À Senlis, comme les lignes ci-dessus le laissent deviner et
comme le confirment les témoignages que nous avons recueillis, cette
application partielle se fait pour agir progressivement, " en esprit
de vérité et de charité " : pas de brimades infligées aux
demandeurs, pas de dispositions liturgiques aberrantes, pas de chantage à
l’obéissance et au silence. Au contraire, la naissance d’une chorale grégorienne
(avec la participation ponctuelle de fidèles de la Fraternité Saint-Pie X
de Compiègne !) – qui chante, de fait, plus souvent la forme ordinaire
qu’extraordinaire – a facilité l’acceptation de la demande par les
paroissiens non demandeurs. Selon nos échos, à Senlis, tout le monde vit
cette introduction " modeste, humble et paisible " de la
liturgie traditionnelle comme un enrichissement. Nous ne pouvons que nous en réjouir
et inviter le curé et ses équipes, demandeurs compris, à en faire un peu
plus. Par exemple en ouvrant une réflexion sur la communion :
s’agissant d’enrichissement, l’invitation à communier à genoux sur la
langue pourrait être conseillée lors de la messe en forme ordinaire. Ce qui
pourrait passer par la réintroduction de l’usage du banc, si ce n’est du
rail, de communion, à l'image de ce que fait le Saint-Père dans ses propres
messes.
4) Nos sondages nationaux sur
la réception du Motu Proprio font apparaître, de façon constante, qu’au
moins 34 % des pratiquants assisteraient à la forme extraordinaire au
moins une fois par mois si celle-ci était célébrée DANS LEUR PAROISSE.
Dans le diocèse de Pontoise, voisin de celui de Beauvais auquel appartient la
paroisse de Senlis, ce chiffre grimpe jusqu’à 62 % (voir notre lettre
361). Il y avait plus de 150 fidèles à Senlis le soir de l’Épiphanie :
quasiment tous les paroissiens habituels, ne voyant à l'évidence aucun
inconvénient au fait que ce soir-là se célébrait la liturgie
traditionnelle.

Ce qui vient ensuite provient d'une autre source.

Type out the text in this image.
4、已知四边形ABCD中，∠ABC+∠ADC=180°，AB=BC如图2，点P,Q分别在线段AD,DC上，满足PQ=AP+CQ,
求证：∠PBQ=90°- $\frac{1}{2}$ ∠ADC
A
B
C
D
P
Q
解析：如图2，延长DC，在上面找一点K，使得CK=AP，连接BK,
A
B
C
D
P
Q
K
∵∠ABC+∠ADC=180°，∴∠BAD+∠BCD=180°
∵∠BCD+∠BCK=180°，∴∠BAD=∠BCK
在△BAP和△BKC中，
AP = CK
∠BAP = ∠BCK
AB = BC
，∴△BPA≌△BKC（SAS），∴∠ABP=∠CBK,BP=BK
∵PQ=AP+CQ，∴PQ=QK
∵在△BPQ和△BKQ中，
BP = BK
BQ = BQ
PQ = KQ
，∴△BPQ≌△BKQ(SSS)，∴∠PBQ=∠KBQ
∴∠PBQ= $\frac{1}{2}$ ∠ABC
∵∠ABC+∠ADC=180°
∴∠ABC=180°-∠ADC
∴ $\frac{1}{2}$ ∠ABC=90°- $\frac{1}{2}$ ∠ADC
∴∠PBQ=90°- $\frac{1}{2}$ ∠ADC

Aucun n’a quitté la célébration. Plusieurs ont remercié
voire félicité par la suite le curé et les membres de la chorale ou du
groupe de demandeurs. Voilà la réalité du projet de réforme liturgique
voulu par Benoît XVI. Ceux de nos évêques qui continuent d’ignorer
les résultats de nos sondages et d’affirmer que le Motu Proprio ne les
concerne pas feraient bien d’aller faire un tour à Senlis.
5) En fait, à Senlis, cette
interprétation modérée de Summorum Pontificum dépasse la
lettre du Motu Proprio sous un certain aspect, puisque ce n’est pas
seulement au « groupe stable de fidèles attachés à la tradition
liturgique antérieure » que le curé propose la Messe selon le rite du
Missel romain édité en 1962, mais à tous les fidèles qui viennent à la
messe du soir. Mais d’autre part, ce n’est pas encore la pleine
application du Motu Proprio : on peut penser que le curé souhaite
parvenir en douceur à célébrer tous les dimanches cette messe en forme
extraordinaire, et on doit l’y aider. Il est d’ailleurs plus que probable
que le nombre global des assistants sera plus important.